At this point, Stephen A. Douglas, senior Senator from Illinois, stirred up a storm by proposing a bill that enraged all free-soil men. Douglas argued that since the Compromise of 1850 left Utah and New Mexico free to decide on slavery for themselves, the Missouri Compromise had long been superseded. His plan called for two territories, Kansas and Nebraska, and permitted settlers to carry slaves into them. The inhabitants themselves were to determine whether they should enter the Union as free or slave states.
Northerners accused Douglas of currying favor with the south in order to gain the Presidency in 1856. Angry debates marked the progress of the bill. The free-soil press violently denounced it. Northern clergymen assailed it. Businessmen who had hitherto befriended the south turned suddenly about-face. Yet, on a May morning, the bill passed the Senate amid the boom of cannon fired by southern enthusiasts.

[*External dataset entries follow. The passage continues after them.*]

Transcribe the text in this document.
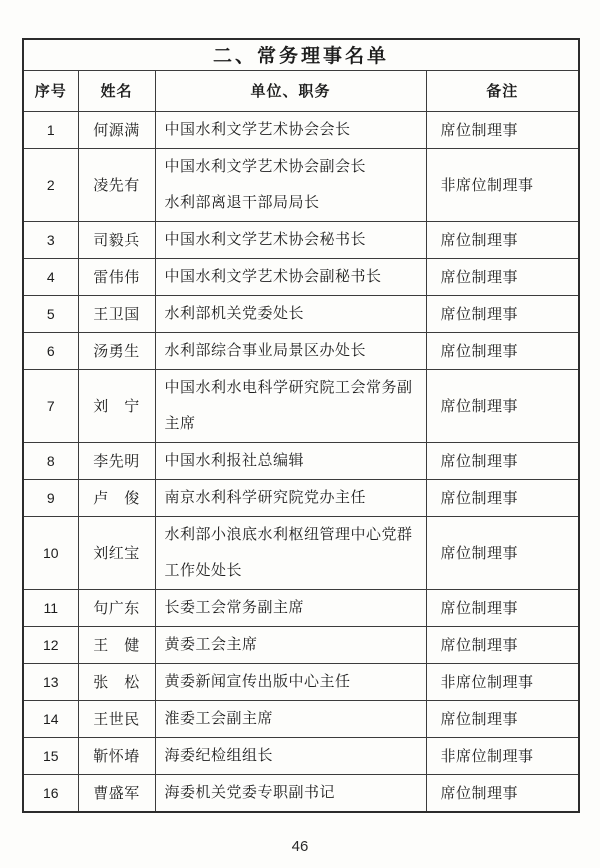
二、常务理事名单			
序号	姓名	单位、职务	备注
1	何源满	中国水利文学艺术协会会长	席位制理事
2	凌先有	中国水利文学艺术协会副会长
水利部离退干部局局长	非席位制理事
3	司毅兵	中国水利文学艺术协会秘书长	席位制理事
4	雷伟伟	中国水利文学艺术协会副秘书长	席位制理事
5	王卫国	水利部机关党委处长	席位制理事
6	汤勇生	水利部综合事业局景区办处长	席位制理事
7	刘　宁	中国水利水电科学研究院工会常务副
主席	席位制理事
8	李先明	中国水利报社总编辑	席位制理事
9	卢　俊	南京水利科学研究院党办主任	席位制理事
10	刘红宝	水利部小浪底水利枢纽管理中心党群
工作处处长	席位制理事
11	句广东	长委工会常务副主席	席位制理事
12	王　健	黄委工会主席	席位制理事
13	张　松	黄委新闻宣传出版中心主任	非席位制理事
14	王世民	淮委工会副主席	席位制理事
15	靳怀堾	海委纪检组组长	非席位制理事
16	曹盛军	海委机关党委专职副书记	席位制理事
46
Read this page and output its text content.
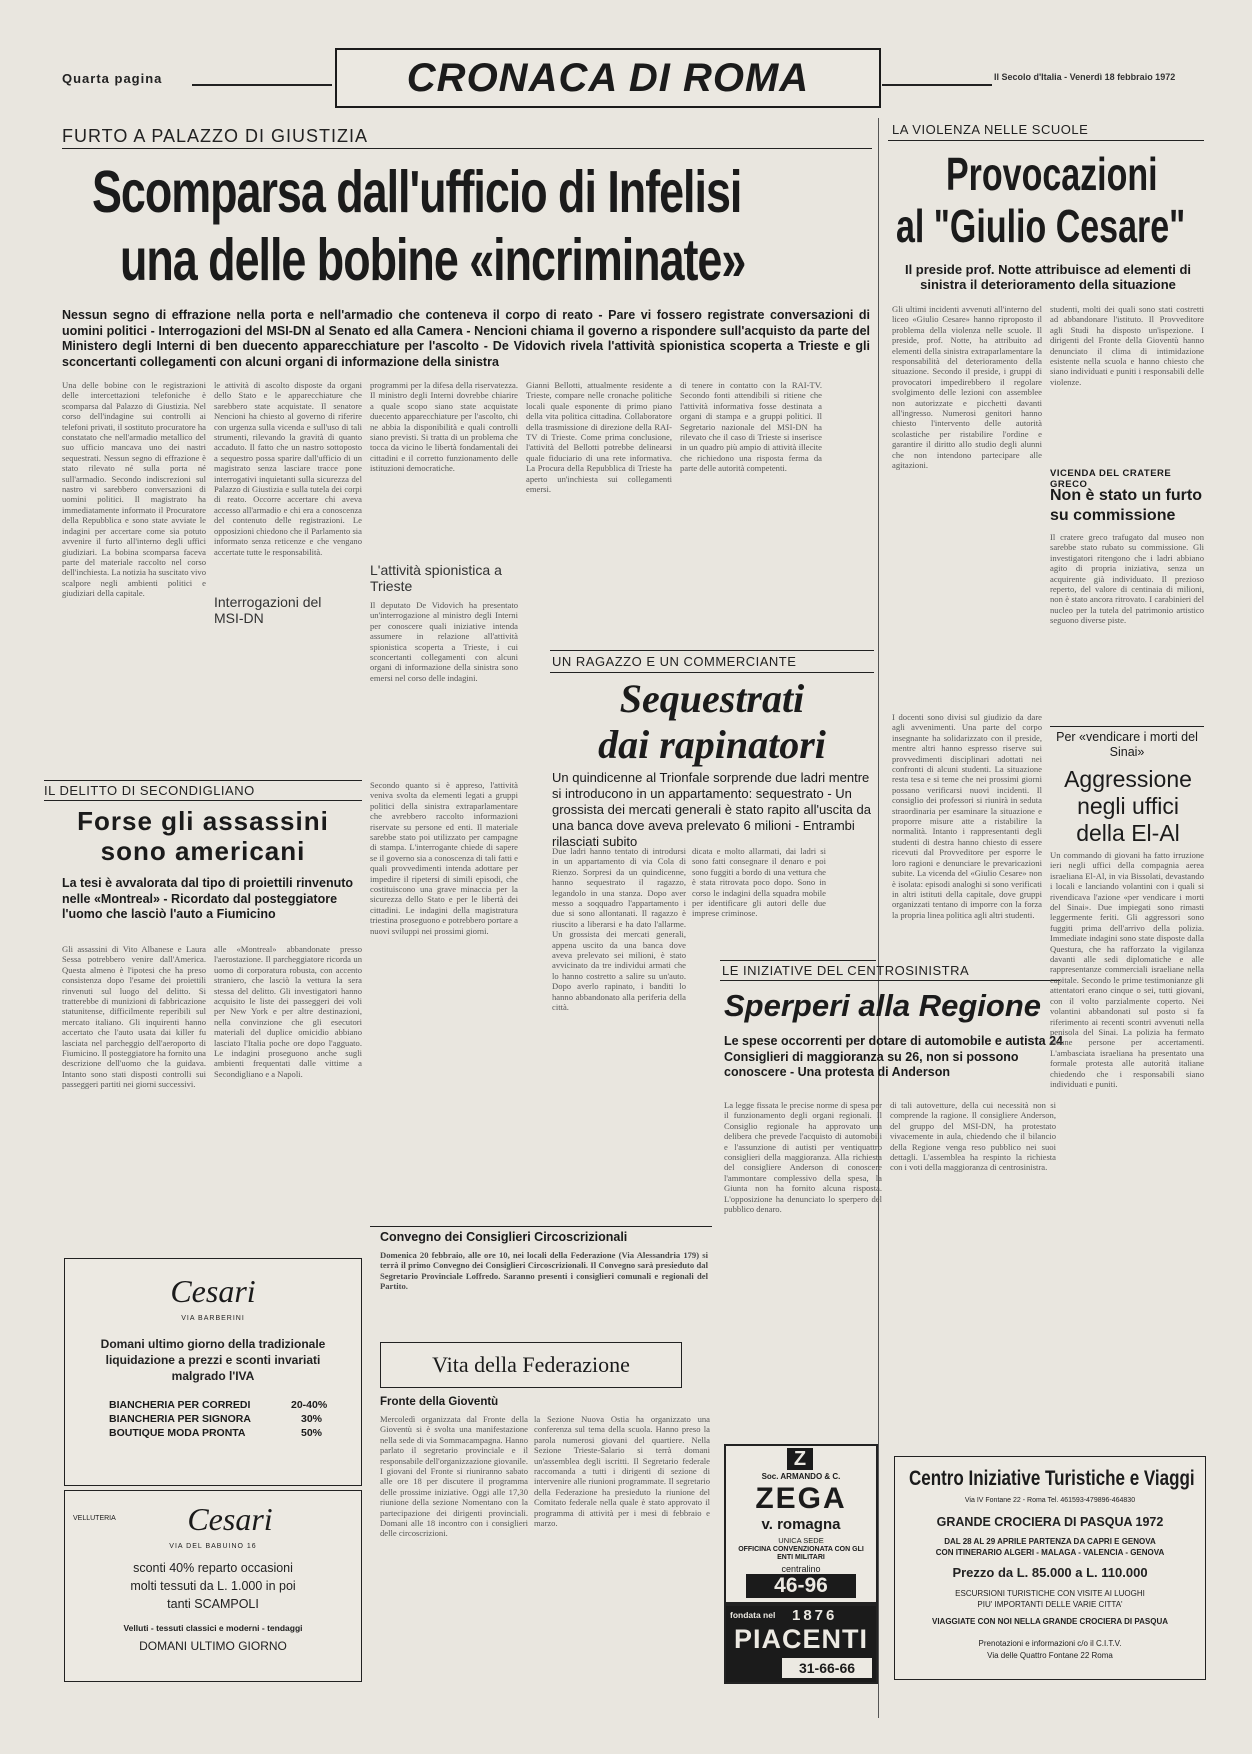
Quarta pagina	CRONACA DI ROMA	Il Secolo d'Italia - Venerdì 18 febbraio 1972
FURTO A PALAZZO DI GIUSTIZIA
Scomparsa dall'ufficio di Infelisi
una delle bobine «incriminate»
Nessun segno di effrazione nella porta e nell'armadio che conteneva il corpo di reato - Pare vi fossero registrate conversazioni di uomini politici - Interrogazioni del MSI-DN al Senato ed alla Camera - Nencioni chiama il governo a rispondere sull'acquisto da parte del Ministero degli Interni di ben duecento apparecchiature per l'ascolto - De Vidovich rivela l'attività spionistica scoperta a Trieste e gli sconcertanti collegamenti con alcuni organi di informazione della sinistra
Una delle bobine con le registrazioni delle intercettazioni telefoniche è scomparsa dal Palazzo di Giustizia. Nel corso dell'indagine sui controlli ai telefoni privati, il sostituto procuratore ha constatato che nell'armadio metallico del suo ufficio mancava uno dei nastri sequestrati. Nessun segno di effrazione è stato rilevato né sulla porta né sull'armadio. Secondo indiscrezioni sul nastro vi sarebbero conversazioni di uomini politici. Il magistrato ha immediatamente informato il Procuratore della Repubblica e sono state avviate le indagini per accertare come sia potuto avvenire il furto all'interno degli uffici giudiziari. La bobina scomparsa faceva parte del materiale raccolto nel corso dell'inchiesta. La notizia ha suscitato vivo scalpore negli ambienti politici e giudiziari della capitale.
le attività di ascolto disposte da organi dello Stato e le apparecchiature che sarebbero state acquistate. Il senatore Nencioni ha chiesto al governo di riferire con urgenza sulla vicenda e sull'uso di tali strumenti, rilevando la gravità di quanto accaduto. Il fatto che un nastro sottoposto a sequestro possa sparire dall'ufficio di un magistrato senza lasciare tracce pone interrogativi inquietanti sulla sicurezza del Palazzo di Giustizia e sulla tutela dei corpi di reato. Occorre accertare chi aveva accesso all'armadio e chi era a conoscenza del contenuto delle registrazioni. Le opposizioni chiedono che il Parlamento sia informato senza reticenze e che vengano accertate tutte le responsabilità.
programmi per la difesa della riservatezza. Il ministro degli Interni dovrebbe chiarire a quale scopo siano state acquistate duecento apparecchiature per l'ascolto, chi ne abbia la disponibilità e quali controlli siano previsti. Si tratta di un problema che tocca da vicino le libertà fondamentali dei cittadini e il corretto funzionamento delle istituzioni democratiche.
Interrogazioni del MSI-DN
L'attività spionistica a Trieste
Il deputato De Vidovich ha presentato un'interrogazione al ministro degli Interni per conoscere quali iniziative intenda assumere in relazione all'attività spionistica scoperta a Trieste, i cui sconcertanti collegamenti con alcuni organi di informazione della sinistra sono emersi nel corso delle indagini.
Secondo quanto si è appreso, l'attività veniva svolta da elementi legati a gruppi politici della sinistra extraparlamentare che avrebbero raccolto informazioni riservate su persone ed enti. Il materiale sarebbe stato poi utilizzato per campagne di stampa. L'interrogante chiede di sapere se il governo sia a conoscenza di tali fatti e quali provvedimenti intenda adottare per impedire il ripetersi di simili episodi, che costituiscono una grave minaccia per la sicurezza dello Stato e per le libertà dei cittadini. Le indagini della magistratura triestina proseguono e potrebbero portare a nuovi sviluppi nei prossimi giorni.
Gianni Bellotti, attualmente residente a Trieste, compare nelle cronache politiche locali quale esponente di primo piano della vita politica cittadina. Collaboratore della trasmissione di direzione della RAI-TV di Trieste. Come prima conclusione, l'attività del Bellotti potrebbe delinearsi quale fiduciario di una rete informativa. La Procura della Repubblica di Trieste ha aperto un'inchiesta sui collegamenti emersi.
di tenere in contatto con la RAI-TV. Secondo fonti attendibili si ritiene che l'attività informativa fosse destinata a organi di stampa e a gruppi politici. Il Segretario nazionale del MSI-DN ha rilevato che il caso di Trieste si inserisce in un quadro più ampio di attività illecite che richiedono una risposta ferma da parte delle autorità competenti.
IL DELITTO DI SECONDIGLIANO
Forse gli assassini sono americani
La tesi è avvalorata dal tipo di proiettili rinvenuto nelle «Montreal» - Ricordato dal posteggiatore l'uomo che lasciò l'auto a Fiumicino
Gli assassini di Vito Albanese e Laura Sessa potrebbero venire dall'America. Questa almeno è l'ipotesi che ha preso consistenza dopo l'esame dei proiettili rinvenuti sul luogo del delitto. Si tratterebbe di munizioni di fabbricazione statunitense, difficilmente reperibili sul mercato italiano. Gli inquirenti hanno accertato che l'auto usata dai killer fu lasciata nel parcheggio dell'aeroporto di Fiumicino. Il posteggiatore ha fornito una descrizione dell'uomo che la guidava. Intanto sono stati disposti controlli sui passeggeri partiti nei giorni successivi.
alle «Montreal» abbandonate presso l'aerostazione. Il parcheggiatore ricorda un uomo di corporatura robusta, con accento straniero, che lasciò la vettura la sera stessa del delitto. Gli investigatori hanno acquisito le liste dei passeggeri dei voli per New York e per altre destinazioni, nella convinzione che gli esecutori materiali del duplice omicidio abbiano lasciato l'Italia poche ore dopo l'agguato. Le indagini proseguono anche sugli ambienti frequentati dalle vittime a Secondigliano e a Napoli.
Cesari
VIA BARBERINI
Domani ultimo giorno della tradizionale
liquidazione a prezzi e sconti invariati
malgrado l'IVA
BIANCHERIA PER CORREDI	20-40%
BIANCHERIA PER SIGNORA	30%
BOUTIQUE MODA PRONTA	50%
VELLUTERIA	Cesari
VIA DEL BABUINO 16
sconti 40% reparto occasioni
molti tessuti da L. 1.000 in poi
tanti SCAMPOLI
Velluti - tessuti classici e moderni - tendaggi
DOMANI ULTIMO GIORNO
Convegno dei Consiglieri Circoscrizionali
Domenica 20 febbraio, alle ore 10, nei locali della Federazione (Via Alessandria 179) si terrà il primo Convegno dei Consiglieri Circoscrizionali. Il Convegno sarà presieduto dal Segretario Provinciale Loffredo. Saranno presenti i consiglieri comunali e regionali del Partito.
Vita della Federazione
Fronte della Gioventù
Mercoledì organizzata dal Fronte della Gioventù si è svolta una manifestazione nella sede di via Sommacampagna. Hanno parlato il segretario provinciale e il responsabile dell'organizzazione giovanile. I giovani del Fronte si riuniranno sabato alle ore 18 per discutere il programma delle prossime iniziative. Oggi alle 17,30 riunione della sezione Nomentano con la partecipazione dei dirigenti provinciali. Domani alle 18 incontro con i consiglieri delle circoscrizioni.
la Sezione Nuova Ostia ha organizzato una conferenza sul tema della scuola. Hanno preso la parola numerosi giovani del quartiere. Nella Sezione Trieste-Salario si terrà domani un'assemblea degli iscritti. Il Segretario federale raccomanda a tutti i dirigenti di sezione di intervenire alle riunioni programmate. Il segretario della Federazione ha presieduto la riunione del Comitato federale nella quale è stato approvato il programma di attività per i mesi di febbraio e marzo.
UN RAGAZZO E UN COMMERCIANTE
Sequestrati
dai rapinatori
Un quindicenne al Trionfale sorprende due ladri mentre si introducono in un appartamento: sequestrato - Un grossista dei mercati generali è stato rapito all'uscita da una banca dove aveva prelevato 6 milioni - Entrambi rilasciati subito
Due ladri hanno tentato di introdursi in un appartamento di via Cola di Rienzo. Sorpresi da un quindicenne, hanno sequestrato il ragazzo, legandolo in una stanza. Dopo aver messo a soqquadro l'appartamento i due si sono allontanati. Il ragazzo è riuscito a liberarsi e ha dato l'allarme. Un grossista dei mercati generali, appena uscito da una banca dove aveva prelevato sei milioni, è stato avvicinato da tre individui armati che lo hanno costretto a salire su un'auto. Dopo averlo rapinato, i banditi lo hanno abbandonato alla periferia della città.
dicata e molto allarmati, dai ladri si sono fatti consegnare il denaro e poi sono fuggiti a bordo di una vettura che è stata ritrovata poco dopo. Sono in corso le indagini della squadra mobile per identificare gli autori delle due imprese criminose.
LE INIZIATIVE DEL CENTROSINISTRA
Sperperi alla Regione
Le spese occorrenti per dotare di automobile e autista 24 Consiglieri di maggioranza su 26, non si possono conoscere - Una protesta di Anderson
La legge fissata le precise norme di spesa per il funzionamento degli organi regionali. Il Consiglio regionale ha approvato una delibera che prevede l'acquisto di automobili e l'assunzione di autisti per ventiquattro consiglieri della maggioranza. Alla richiesta del consigliere Anderson di conoscere l'ammontare complessivo della spesa, la Giunta non ha fornito alcuna risposta. L'opposizione ha denunciato lo sperpero del pubblico denaro.
di tali autovetture, della cui necessità non si comprende la ragione. Il consigliere Anderson, del gruppo del MSI-DN, ha protestato vivacemente in aula, chiedendo che il bilancio della Regione venga reso pubblico nei suoi dettagli. L'assemblea ha respinto la richiesta con i voti della maggioranza di centrosinistra.
Z
Soc. ARMANDO & C.
ZEGA
v. romagna
UNICA SEDE
OFFICINA CONVENZIONATA CON GLI ENTI MILITARI
centralino
46-96
fondata nel 1876
PIACENTI
31-66-66
LA VIOLENZA NELLE SCUOLE
Provocazioni
al "Giulio Cesare"
Il preside prof. Notte attribuisce ad elementi di sinistra il deterioramento della situazione
Gli ultimi incidenti avvenuti all'interno del liceo «Giulio Cesare» hanno riproposto il problema della violenza nelle scuole. Il preside, prof. Notte, ha attribuito ad elementi della sinistra extraparlamentare la responsabilità del deterioramento della situazione. Secondo il preside, i gruppi di provocatori impedirebbero il regolare svolgimento delle lezioni con assemblee non autorizzate e picchetti davanti all'ingresso. Numerosi genitori hanno chiesto l'intervento delle autorità scolastiche per ristabilire l'ordine e garantire il diritto allo studio degli alunni che non intendono partecipare alle agitazioni.
studenti, molti dei quali sono stati costretti ad abbandonare l'istituto. Il Provveditore agli Studi ha disposto un'ispezione. I dirigenti del Fronte della Gioventù hanno denunciato il clima di intimidazione esistente nella scuola e hanno chiesto che siano individuati e puniti i responsabili delle violenze.
VICENDA DEL CRATERE GRECO
Non è stato un furto su commissione
Il cratere greco trafugato dal museo non sarebbe stato rubato su commissione. Gli investigatori ritengono che i ladri abbiano agito di propria iniziativa, senza un acquirente già individuato. Il prezioso reperto, del valore di centinaia di milioni, non è stato ancora ritrovato. I carabinieri del nucleo per la tutela del patrimonio artistico seguono diverse piste.
Per «vendicare i morti del Sinai»
Aggressione negli uffici della El-Al
Un commando di giovani ha fatto irruzione ieri negli uffici della compagnia aerea israeliana El-Al, in via Bissolati, devastando i locali e lanciando volantini con i quali si rivendicava l'azione «per vendicare i morti del Sinai». Due impiegati sono rimasti leggermente feriti. Gli aggressori sono fuggiti prima dell'arrivo della polizia. Immediate indagini sono state disposte dalla Questura, che ha rafforzato la vigilanza davanti alle sedi diplomatiche e alle rappresentanze commerciali israeliane nella capitale. Secondo le prime testimonianze gli attentatori erano cinque o sei, tutti giovani, con il volto parzialmente coperto. Nei volantini abbandonati sul posto si fa riferimento ai recenti scontri avvenuti nella penisola del Sinai. La polizia ha fermato alcune persone per accertamenti. L'ambasciata israeliana ha presentato una formale protesta alle autorità italiane chiedendo che i responsabili siano individuati e puniti.
I docenti sono divisi sul giudizio da dare agli avvenimenti. Una parte del corpo insegnante ha solidarizzato con il preside, mentre altri hanno espresso riserve sui provvedimenti disciplinari adottati nei confronti di alcuni studenti. La situazione resta tesa e si teme che nei prossimi giorni possano verificarsi nuovi incidenti. Il consiglio dei professori si riunirà in seduta straordinaria per esaminare la situazione e proporre misure atte a ristabilire la normalità. Intanto i rappresentanti degli studenti di destra hanno chiesto di essere ricevuti dal Provveditore per esporre le loro ragioni e denunciare le prevaricazioni subite. La vicenda del «Giulio Cesare» non è isolata: episodi analoghi si sono verificati in altri istituti della capitale, dove gruppi organizzati tentano di imporre con la forza la propria linea politica agli altri studenti.
Centro Iniziative Turistiche e Viaggi
Via IV Fontane 22 - Roma Tel. 461593-479896-464830
GRANDE CROCIERA DI PASQUA 1972
DAL 28 AL 29 APRILE PARTENZA DA CAPRI E GENOVA
CON ITINERARIO ALGERI - MALAGA - VALENCIA - GENOVA
Prezzo da L. 85.000 a L. 110.000
ESCURSIONI TURISTICHE CON VISITE AI LUOGHI
PIU' IMPORTANTI DELLE VARIE CITTA'
VIAGGIATE CON NOI NELLA GRANDE CROCIERA DI PASQUA
Prenotazioni e informazioni c/o il C.I.T.V.
Via delle Quattro Fontane 22 Roma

At the time, Salmon P. Chase, an antislavery leader, prophesied:
"They celebrate a present victory, but the echoes they awaken shall never rest until slavery itself shall die."When Douglas subsequently visited Chicago to speak in his own defense, the ships in the harbor lowered their flags to half-mast, the church bells tolled for an hour, and a crowd of 10,000 hooted so that he could not make himself heard.
The immediate results of Douglas' ill-starred measure were momentous. The Whig Party, which had straddled the question of slavery expansion, sank to its death, and in its stead a powerful new organization arose, the Republican Party, whose primary demand was that slavery be excluded from all the territories. In 1856, it nominated for the Presidency John Frémont, whose five exploring expeditions into the far west had won him renown. Although it lost the election, the new party swept a great part of the north. Such free-soil leaders as Chase and William Seward exerted greater influence than ever. Along with them appeared a tall, lanky Illinois attorney, Abraham Lincoln.
The flow of both southern slaveholders and antislavery men into Kansas resulted in armed conflict, and soon the territory was being called "bleeding Kansas." Other events brought the nation still closer to upheaval: notably, in 1857, the Supreme Court's famous decision concerning Dred Scott.
Scott was a Missouri slave who, some 20 years before, had been taken by his master to live in Illinois and Wisconsin, territory where slavery was forbidden. Returning to Missouri and becoming discontented with his life there, Scott sued for liberation on the ground of his residence on free soil. The southern-dominated Court decided that by voluntarily returning to a slave state, Scott had lost the right to be free and ruled that any attempt by Congress to prohibit slavery in the territory was invalid.
The Dred Scott decision stirred fierce excitement throughout the north. Never before had the Court been so bitterly condemned. For the southern Democrats, the decision was a great victory, since it gave judicial sanction to their justification of slavery in the territories.